Chapter 5:1-5 (ESV) - For we know that if the tent that is our earthly home is destroyed, we have a building from God, a house not made with hands, eternal in the heavens. For in this tent we groan, longing to put on our heavenly dwelling, if indeed by putting it on we may not be found naked. For while we are still in this tent, we groan, being burdened—not that we would be unclothed, but that we would be further clothed, so that what is mortal may be swallowed up by life. He who has prepared us for this very thing is God, who has given us the Spirit as a guarantee.
Question to consider: Why does Paul switch from describing our bodies as jars of clay to tents?
In today’s passage, Paul moved from metaphorically referring to our physical bodies as “jars of clay” to tents. As earthen vessels we are better able to show people the unsurpassing glory of Christ, for we contain nothing of value in ourselves that would attract God to choose us as His people. The idea of a tent emphasizes the place in which we dwell.

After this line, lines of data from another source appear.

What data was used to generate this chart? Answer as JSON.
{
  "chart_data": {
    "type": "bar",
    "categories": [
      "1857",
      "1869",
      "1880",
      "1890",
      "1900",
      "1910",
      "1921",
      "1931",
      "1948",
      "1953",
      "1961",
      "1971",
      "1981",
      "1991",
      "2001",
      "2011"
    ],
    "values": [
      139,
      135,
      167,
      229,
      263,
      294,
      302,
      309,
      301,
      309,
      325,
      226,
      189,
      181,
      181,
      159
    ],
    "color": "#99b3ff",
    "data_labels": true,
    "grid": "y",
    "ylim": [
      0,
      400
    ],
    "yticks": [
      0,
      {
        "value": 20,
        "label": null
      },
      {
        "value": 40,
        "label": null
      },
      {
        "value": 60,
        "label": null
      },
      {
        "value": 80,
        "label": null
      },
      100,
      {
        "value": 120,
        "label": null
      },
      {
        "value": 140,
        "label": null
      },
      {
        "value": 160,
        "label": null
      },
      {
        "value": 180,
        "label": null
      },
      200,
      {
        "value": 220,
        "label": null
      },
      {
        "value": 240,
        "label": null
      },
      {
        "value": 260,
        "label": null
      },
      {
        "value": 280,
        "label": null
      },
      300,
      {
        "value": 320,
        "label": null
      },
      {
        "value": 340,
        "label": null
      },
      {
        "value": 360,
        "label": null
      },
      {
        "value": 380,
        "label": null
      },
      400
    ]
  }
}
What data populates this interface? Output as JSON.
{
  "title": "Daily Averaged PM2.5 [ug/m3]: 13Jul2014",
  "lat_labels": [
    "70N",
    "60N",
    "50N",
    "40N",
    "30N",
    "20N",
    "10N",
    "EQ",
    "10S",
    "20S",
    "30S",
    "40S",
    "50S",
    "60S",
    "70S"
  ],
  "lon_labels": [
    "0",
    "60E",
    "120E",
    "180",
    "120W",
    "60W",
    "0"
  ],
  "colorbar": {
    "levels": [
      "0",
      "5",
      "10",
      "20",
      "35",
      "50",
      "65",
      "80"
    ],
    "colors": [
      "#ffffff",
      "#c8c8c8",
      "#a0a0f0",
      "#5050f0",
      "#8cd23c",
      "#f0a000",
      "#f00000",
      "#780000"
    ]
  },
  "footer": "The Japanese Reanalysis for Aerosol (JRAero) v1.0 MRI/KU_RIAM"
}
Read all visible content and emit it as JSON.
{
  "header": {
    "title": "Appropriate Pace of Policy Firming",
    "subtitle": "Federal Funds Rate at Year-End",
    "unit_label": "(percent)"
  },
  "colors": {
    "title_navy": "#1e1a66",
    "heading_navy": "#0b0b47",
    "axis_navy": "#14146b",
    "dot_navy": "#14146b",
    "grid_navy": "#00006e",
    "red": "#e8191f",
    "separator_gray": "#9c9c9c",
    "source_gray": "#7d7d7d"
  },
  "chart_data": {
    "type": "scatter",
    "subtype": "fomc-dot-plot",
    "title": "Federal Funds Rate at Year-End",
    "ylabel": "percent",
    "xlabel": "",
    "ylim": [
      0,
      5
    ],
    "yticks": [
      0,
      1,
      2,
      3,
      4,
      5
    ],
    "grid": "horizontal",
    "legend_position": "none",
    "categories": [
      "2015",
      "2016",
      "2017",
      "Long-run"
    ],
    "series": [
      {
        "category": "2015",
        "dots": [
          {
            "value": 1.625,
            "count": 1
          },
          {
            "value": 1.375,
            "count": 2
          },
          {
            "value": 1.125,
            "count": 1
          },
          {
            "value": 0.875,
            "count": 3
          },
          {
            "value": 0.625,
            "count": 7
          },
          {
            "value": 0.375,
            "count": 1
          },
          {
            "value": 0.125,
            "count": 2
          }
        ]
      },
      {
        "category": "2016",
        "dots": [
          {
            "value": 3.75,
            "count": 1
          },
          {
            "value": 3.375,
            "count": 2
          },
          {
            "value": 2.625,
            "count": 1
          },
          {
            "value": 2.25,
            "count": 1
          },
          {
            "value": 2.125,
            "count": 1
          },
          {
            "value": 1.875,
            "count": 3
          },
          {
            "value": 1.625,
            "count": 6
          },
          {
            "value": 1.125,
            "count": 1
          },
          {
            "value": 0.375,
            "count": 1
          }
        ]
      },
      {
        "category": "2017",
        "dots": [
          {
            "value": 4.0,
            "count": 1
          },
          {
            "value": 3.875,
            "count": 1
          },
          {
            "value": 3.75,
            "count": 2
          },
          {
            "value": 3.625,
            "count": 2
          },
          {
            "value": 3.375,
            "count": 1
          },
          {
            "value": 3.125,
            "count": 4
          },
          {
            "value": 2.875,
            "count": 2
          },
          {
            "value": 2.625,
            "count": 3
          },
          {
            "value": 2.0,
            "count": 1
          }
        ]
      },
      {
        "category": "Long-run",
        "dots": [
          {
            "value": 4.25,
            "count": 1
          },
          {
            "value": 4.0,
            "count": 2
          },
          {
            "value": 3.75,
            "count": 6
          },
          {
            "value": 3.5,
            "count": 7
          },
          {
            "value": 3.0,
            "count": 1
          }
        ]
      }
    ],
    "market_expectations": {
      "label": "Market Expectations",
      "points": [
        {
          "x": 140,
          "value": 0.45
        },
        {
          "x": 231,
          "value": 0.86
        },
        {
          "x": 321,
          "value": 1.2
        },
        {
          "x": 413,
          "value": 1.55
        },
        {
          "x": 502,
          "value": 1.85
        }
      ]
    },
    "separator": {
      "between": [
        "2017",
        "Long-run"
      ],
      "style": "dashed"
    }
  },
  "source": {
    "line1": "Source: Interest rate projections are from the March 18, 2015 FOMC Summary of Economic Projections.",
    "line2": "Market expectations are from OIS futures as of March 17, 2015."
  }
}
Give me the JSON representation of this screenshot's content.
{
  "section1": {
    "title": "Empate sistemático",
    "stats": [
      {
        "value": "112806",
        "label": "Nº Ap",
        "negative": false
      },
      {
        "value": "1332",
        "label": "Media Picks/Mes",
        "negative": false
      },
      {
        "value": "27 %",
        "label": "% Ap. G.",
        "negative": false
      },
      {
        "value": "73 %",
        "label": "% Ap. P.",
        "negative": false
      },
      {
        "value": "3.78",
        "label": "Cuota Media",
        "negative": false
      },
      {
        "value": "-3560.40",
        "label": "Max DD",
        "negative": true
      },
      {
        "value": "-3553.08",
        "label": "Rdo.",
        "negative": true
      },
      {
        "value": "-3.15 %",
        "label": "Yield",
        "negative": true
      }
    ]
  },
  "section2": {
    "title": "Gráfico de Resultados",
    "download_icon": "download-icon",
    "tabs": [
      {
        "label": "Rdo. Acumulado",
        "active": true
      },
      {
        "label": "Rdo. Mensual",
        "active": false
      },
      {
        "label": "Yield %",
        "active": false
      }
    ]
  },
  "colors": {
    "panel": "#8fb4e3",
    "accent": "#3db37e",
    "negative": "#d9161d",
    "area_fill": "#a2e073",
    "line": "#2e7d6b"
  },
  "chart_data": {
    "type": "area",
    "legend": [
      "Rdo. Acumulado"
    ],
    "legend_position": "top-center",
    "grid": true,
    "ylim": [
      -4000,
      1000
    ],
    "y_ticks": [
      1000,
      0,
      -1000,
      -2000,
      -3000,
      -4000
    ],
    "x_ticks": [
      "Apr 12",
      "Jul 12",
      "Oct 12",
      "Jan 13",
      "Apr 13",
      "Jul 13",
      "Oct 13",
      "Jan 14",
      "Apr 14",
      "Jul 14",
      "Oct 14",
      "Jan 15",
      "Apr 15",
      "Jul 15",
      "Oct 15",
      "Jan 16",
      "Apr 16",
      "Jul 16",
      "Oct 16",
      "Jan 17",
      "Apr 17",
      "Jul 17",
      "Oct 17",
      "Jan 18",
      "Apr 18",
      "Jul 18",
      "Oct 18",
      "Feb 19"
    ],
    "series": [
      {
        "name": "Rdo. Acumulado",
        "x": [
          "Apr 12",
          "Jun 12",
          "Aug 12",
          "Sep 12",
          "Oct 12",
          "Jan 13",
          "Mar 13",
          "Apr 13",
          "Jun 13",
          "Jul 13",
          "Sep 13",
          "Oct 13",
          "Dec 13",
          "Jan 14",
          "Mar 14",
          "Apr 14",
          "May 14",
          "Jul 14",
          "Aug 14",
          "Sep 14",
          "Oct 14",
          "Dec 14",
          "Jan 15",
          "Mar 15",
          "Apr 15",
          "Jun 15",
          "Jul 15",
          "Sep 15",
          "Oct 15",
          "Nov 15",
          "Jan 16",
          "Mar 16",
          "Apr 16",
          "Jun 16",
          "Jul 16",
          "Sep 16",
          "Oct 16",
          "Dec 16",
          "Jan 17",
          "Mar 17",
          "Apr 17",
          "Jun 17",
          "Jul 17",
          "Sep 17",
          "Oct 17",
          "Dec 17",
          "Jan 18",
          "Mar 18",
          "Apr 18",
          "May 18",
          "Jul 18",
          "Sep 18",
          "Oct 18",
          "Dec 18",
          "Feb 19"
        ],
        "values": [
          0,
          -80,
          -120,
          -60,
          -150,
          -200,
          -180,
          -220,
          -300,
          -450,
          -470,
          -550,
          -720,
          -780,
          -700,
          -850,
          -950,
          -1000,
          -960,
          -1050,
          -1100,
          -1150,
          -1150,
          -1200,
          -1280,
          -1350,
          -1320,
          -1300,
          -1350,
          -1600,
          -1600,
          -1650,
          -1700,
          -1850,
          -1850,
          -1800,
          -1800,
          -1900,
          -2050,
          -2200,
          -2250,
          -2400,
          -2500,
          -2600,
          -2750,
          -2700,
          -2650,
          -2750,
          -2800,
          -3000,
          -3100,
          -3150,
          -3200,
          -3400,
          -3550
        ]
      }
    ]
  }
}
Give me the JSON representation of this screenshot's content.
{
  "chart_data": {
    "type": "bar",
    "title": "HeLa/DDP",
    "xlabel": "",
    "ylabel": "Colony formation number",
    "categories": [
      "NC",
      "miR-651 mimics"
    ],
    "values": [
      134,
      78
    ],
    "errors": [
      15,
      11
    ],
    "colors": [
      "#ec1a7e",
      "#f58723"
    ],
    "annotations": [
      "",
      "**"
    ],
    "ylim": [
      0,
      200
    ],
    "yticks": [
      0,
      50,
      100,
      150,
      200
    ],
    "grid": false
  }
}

Scientists try to attribute our existence to a series of chemical reactions in biological systems, but outside of being able to highlight brain activity on an MRI, they have never been able to point to the place where our soul exists. There are dark science fiction stories that try to make the argument that our identity is found in our personal memories and can somehow through future technology be stored on a hard drive or transferred to another body to achieve our desire for immortality or change to an alternate nationality or gender.
However, these attempts always ring hollow because on some level we know that there is a part of us that can exist outside of our bodies, and at the same time God has mapped our DNA into every one of our cells to identify exactly who we are. We have a longing to dwell with our God in heaven as well as a longing for our earthly bodies to be resurrected imperishable and reunited with our spirit. We long to live physically and eternally with our one true King where sin, pain, and death have been forever abolished.
In the meantime, we live with the aches and pains of the perishable as ambassadors to that King and have been given God’s Holy Spirit as a guarantee. The Spirit of God gives us a capacity for self-sacrificing love as well as joy, peace, patience, kindness, goodness, faithfulness, gentleness, and self-control. Much like communion is just a foretaste of the feast to come, the Holy Spirit gives us hints of heaven while allowing us to be reminded with every affliction that this world ain’t it.
Dear heavenly father, thank You for equipping us with all that is necessary to be Your ambassadors here on earth while still giving us a longing to be raised up imperishable with Christ to dwell eternally with You. May we seek to use the gifts You have given us to serve others, faithfully administering Your grace in its various forms. Amen.